A personal goal of mine, recently, has been to not jump to assumptions or react too quickly.
I take a few minutes to digest the situation for myself, before I verbalize something that I might later regret.
An example of this is when I was folding like 4 loads of laundry at once – I’m not exaggerating (I am really bad about putting the laundry away, but you’ll find baskets full of clean clothes at my house).
So, I am in the process of putting so many clothes away that it is covering our entire bed. Chris, my husband, is laying on the bed and having to scoot clothes over because there is so much. I am aggressively folding the clothes wondering, why the heck is he not helping me?! There are literally so many clothes that he has to physically move them to make room for himself, and yet he does not look up from his phone to offer any help at all.
Instead of yelling at him, like I really wanted to do, I kept quiet for a few minutes. I then asked him who did the laundry when he was young. He responded with “me…… that’s why I hate doing it now.” That was so enlightening for me for a number of reasons.
One, it gave me insight as to why he is behaving that way. I can relate to being forced to do something growing up and, now that he has the choice, he does not do it.
Two, if I would have yelled and him and been frustrated, he, like many other men, would not have thought to explain the reasoning behind it, to me. He would have reacted to my anger with more anger.
And three, it saves me from looking like the demanding wife who is always nagging her husband to do something. By me taking a few minutes to calm down and think about how to approach the situation, it saved us an argument and also many more future arguments about the stupid laundry.
Not reacting too soon has also helped me to realize that most people are not bad. They do not set out with the intentions of hurting someone just for the sake of it. If someone reacts negatively about a situation, it’s because it hits home with them. It may remind them of a feeling or situation that they have not fully healed from, in the past. It brings up bad feelings for them and they may project this onto someone else without even realizing it.

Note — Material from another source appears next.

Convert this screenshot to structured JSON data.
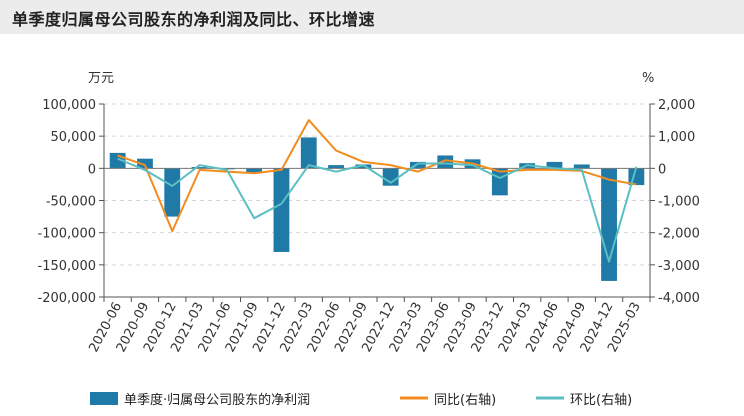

I know that I have done this, and now that I am aware of it, I can be better about not doing it as much.
I find the take 5 approach to be especially helpful when it comes to situations with Chris. I have heard that men are not very good at identifying why they feel a certain way. I feel like there is a lot of depth to Chris, and he does not even realize it.
Being quiet, at first, allows me to think about how I should phrase something to be able to get the information I am looking for out of him. If he feels that I am at all angry/irritated/any sort of negative feeling he automatically shifts to a defensive mode. That is why my tone and attitude towards the situation is extremely important. It is kind of like a game for me because I have to guess at what questions will be the winner – AKA provides me insight to why he is the way he is. Whenever I am able to know his thinking behind something, it feels like such a breakthrough for me, and he honestly has no idea. I smile while I write that because he seems so innocent and child-like.
This approach really does have such great benefits to our marriage: some fights are avoided, I can understand him more, and it aids us (especially me) with future disagreements. Just like James 1:19 says in the Bible “My dear brothers and sisters, take note of this: Everyone should be quick to listen, slow to speak and slow to become angry.”